U-PRO-CRM: designing patient-centred dose-finding trials with patient-reported outcomes.

Background: Determining the maximum tolerated dose (MTD) remains the primary objective for the majority of dose-finding oncology trials. Whilst MTD determination often relies upon clinicians to identify dose-limiting toxicities (DLTs) experienced by patients during the trial, research suggests that clinicians may underreport patient's adverse events. Therefore, contemporary practice may be exposed to recommending intolerable doses to patients for further investigation in subsequent trials. There is increasing interest in patients self-assessing their own symptoms using patient-reported outcomes (PROs) in dose-finding trials.

Design: We present Utility-PRO-Continual Reassessment Method (U-PRO-CRM), a novel trial design which simultaneously uses clinician-rated and patient-rated DLTs (Clinician-DLTs and Patient-DLTs, respectively) to make dose (de-)escalation decisions and to recommend an MTD. U-PRO-CRM contains the published PRO-CRM as a special case and provides greater flexibility to trade-off the rate of Patient-DLTs and Clinician-DLTs to find an optimal dose. We present simulation results for U-PRO-CRM.

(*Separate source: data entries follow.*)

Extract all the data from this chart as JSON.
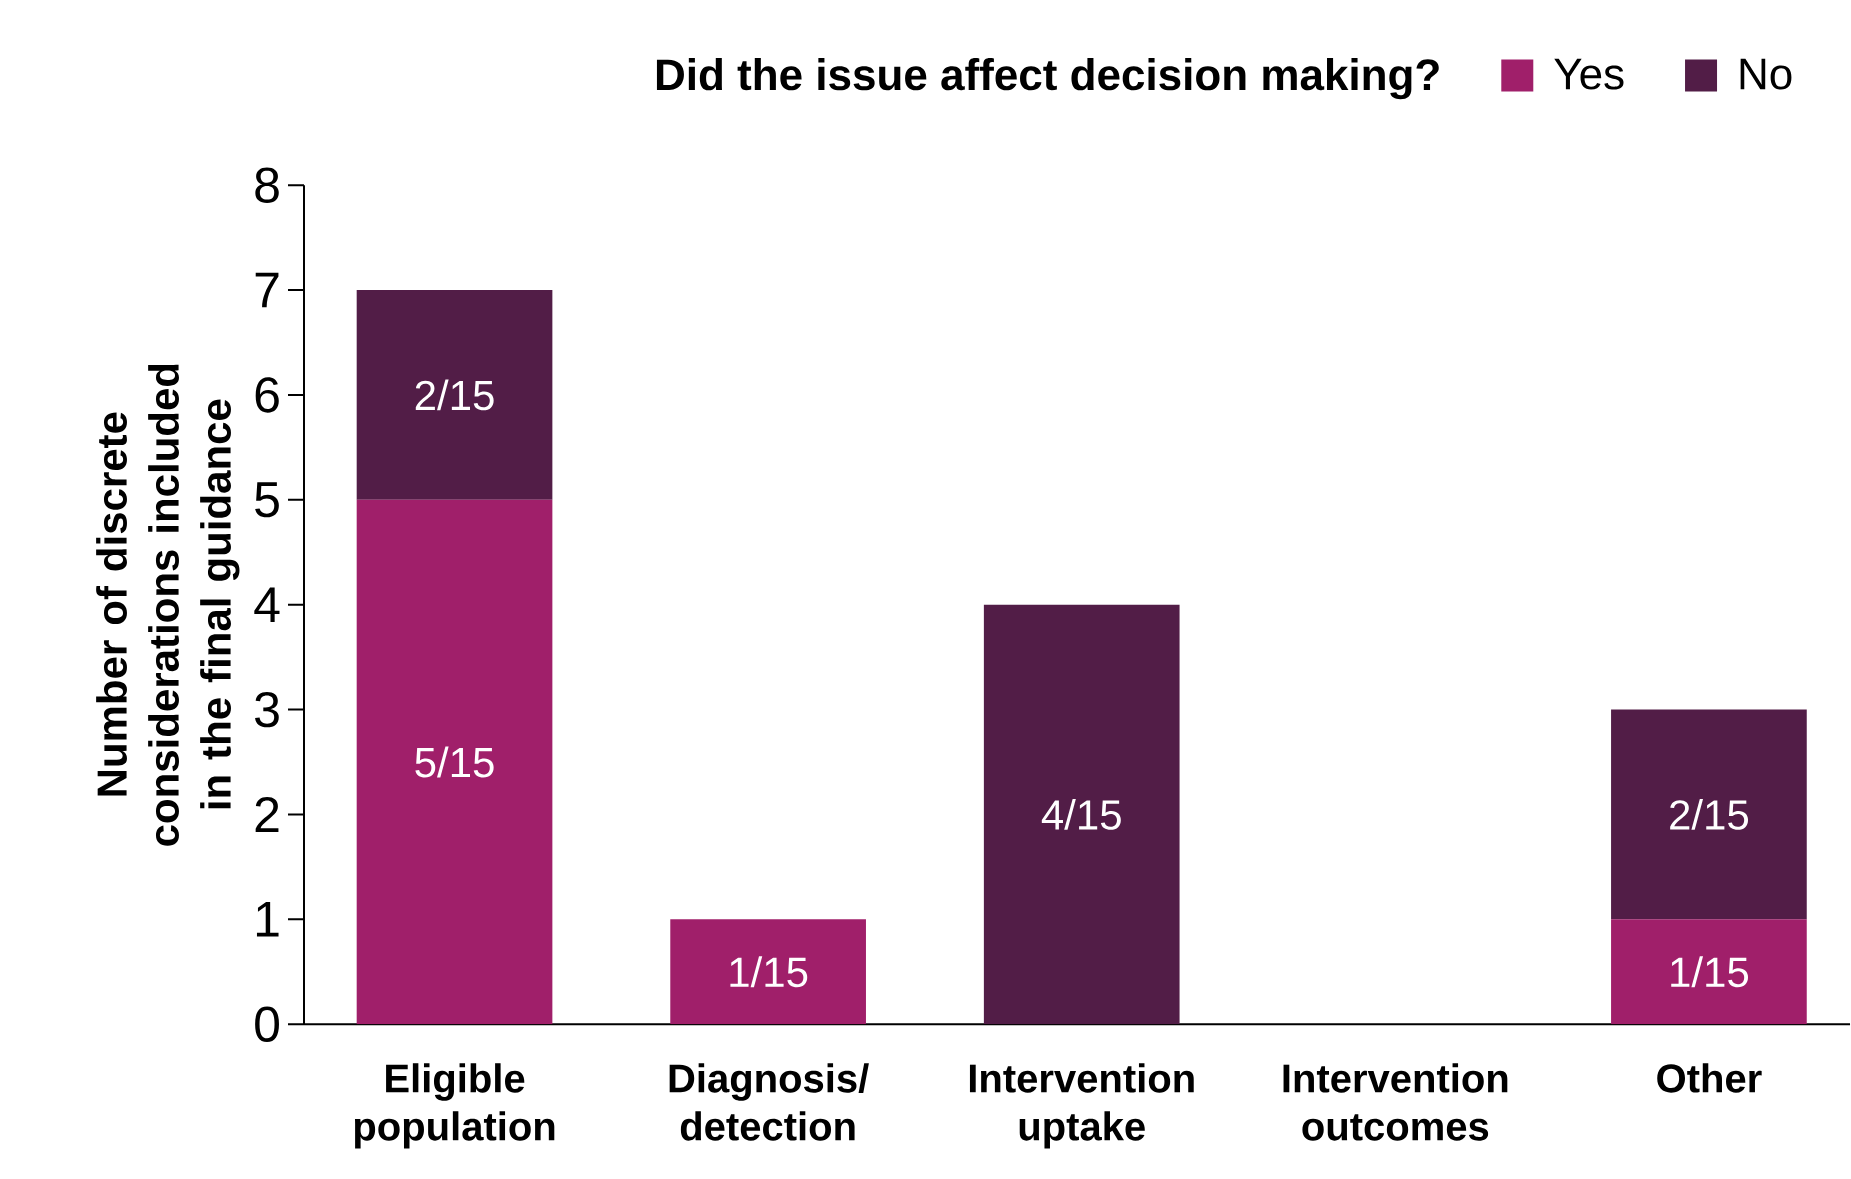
{
  "chart_data": {
    "type": "bar",
    "stacked": true,
    "legend_title": "Did the issue affect decision making?",
    "legend": "top right",
    "ylabel": "Number of discrete considerations included in the final guidance",
    "categories": [
      "Eligible population",
      "Diagnosis/ detection",
      "Intervention uptake",
      "Intervention outcomes",
      "Other"
    ],
    "ylim": [
      0,
      8
    ],
    "yticks": [
      0,
      1,
      2,
      3,
      4,
      5,
      6,
      7,
      8
    ],
    "series": [
      {
        "name": "Yes",
        "color": "#a01f6a",
        "values": [
          5,
          1,
          0,
          0,
          1
        ],
        "value_labels": [
          "5/15",
          "1/15",
          null,
          null,
          "1/15"
        ]
      },
      {
        "name": "No",
        "color": "#521d47",
        "values": [
          2,
          0,
          4,
          0,
          2
        ],
        "value_labels": [
          "2/15",
          null,
          "4/15",
          null,
          "2/15"
        ]
      }
    ]
  }
}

Results: For specified trade-offs between Clinician-DLT and Patient-DLT rate, U-PRO-CRM outperforms the PRO-CRM design by identifying the true MTD more often. In the special case where U-PRO-CRM generalises to PRO-CRM, U-PRO-CRM performs as well as its published counterpart. U-PRO-CRM minimises the number of patients overdosed whilst maintaining a similar proportion of patients allocated to the true MTD.

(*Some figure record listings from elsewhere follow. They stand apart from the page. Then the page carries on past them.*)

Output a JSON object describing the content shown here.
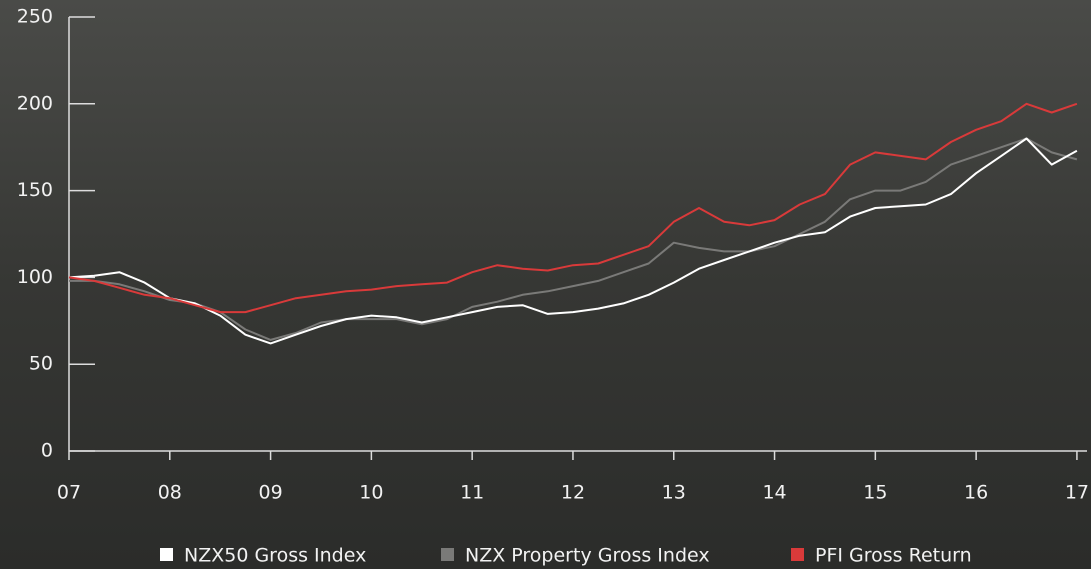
{
  "chart_data": {
    "type": "line",
    "x": [
      7,
      7.25,
      7.5,
      7.75,
      8,
      8.25,
      8.5,
      8.75,
      9,
      9.25,
      9.5,
      9.75,
      10,
      10.25,
      10.5,
      10.75,
      11,
      11.25,
      11.5,
      11.75,
      12,
      12.25,
      12.5,
      12.75,
      13,
      13.25,
      13.5,
      13.75,
      14,
      14.25,
      14.5,
      14.75,
      15,
      15.25,
      15.5,
      15.75,
      16,
      16.25,
      16.5,
      16.75,
      17
    ],
    "series": [
      {
        "name": "NZX Property Gross Index",
        "color": "#7a7a78",
        "values": [
          98,
          98,
          96,
          92,
          87,
          85,
          80,
          70,
          64,
          68,
          74,
          76,
          76,
          76,
          73,
          76,
          83,
          86,
          90,
          92,
          95,
          98,
          103,
          108,
          120,
          117,
          115,
          115,
          118,
          125,
          132,
          145,
          150,
          150,
          155,
          165,
          170,
          175,
          180,
          172,
          168
        ]
      },
      {
        "name": "NZX50 Gross Index",
        "color": "#ffffff",
        "values": [
          100,
          101,
          103,
          97,
          88,
          85,
          78,
          67,
          62,
          67,
          72,
          76,
          78,
          77,
          74,
          77,
          80,
          83,
          84,
          79,
          80,
          82,
          85,
          90,
          97,
          105,
          110,
          115,
          120,
          124,
          126,
          135,
          140,
          141,
          142,
          148,
          160,
          170,
          180,
          165,
          173
        ]
      },
      {
        "name": "PFI Gross Return",
        "color": "#d93a3a",
        "values": [
          100,
          98,
          94,
          90,
          88,
          84,
          80,
          80,
          84,
          88,
          90,
          92,
          93,
          95,
          96,
          97,
          103,
          107,
          105,
          104,
          107,
          108,
          113,
          118,
          132,
          140,
          132,
          130,
          133,
          142,
          148,
          165,
          172,
          170,
          168,
          178,
          185,
          190,
          200,
          195,
          200
        ]
      }
    ],
    "legend_order": [
      1,
      0,
      2
    ],
    "xlim": [
      7,
      17.1
    ],
    "xticks": [
      {
        "value": 7,
        "label": "07"
      },
      {
        "value": 8,
        "label": "08"
      },
      {
        "value": 9,
        "label": "09"
      },
      {
        "value": 10,
        "label": "10"
      },
      {
        "value": 11,
        "label": "11"
      },
      {
        "value": 12,
        "label": "12"
      },
      {
        "value": 13,
        "label": "13"
      },
      {
        "value": 14,
        "label": "14"
      },
      {
        "value": 15,
        "label": "15"
      },
      {
        "value": 16,
        "label": "16"
      },
      {
        "value": 17,
        "label": "17"
      }
    ],
    "ylim": [
      0,
      250
    ],
    "yticks": [
      0,
      50,
      100,
      150,
      200,
      250
    ],
    "grid": false,
    "legend": "bottom"
  }
}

Conclusions: By using a utility-based dose selection approach, U-PRO-CRM offers the flexibility to define a trade-off between the risk of patient-rated and clinician-rated DLTs for an optimal dose. Patient-centric dose-finding strategies, which integrate PROs, are poised to assume an ever more pivotal role in significantly advancing our understanding of treatment tolerability. This bears significant implications in shaping the future landscape of early-phase trials.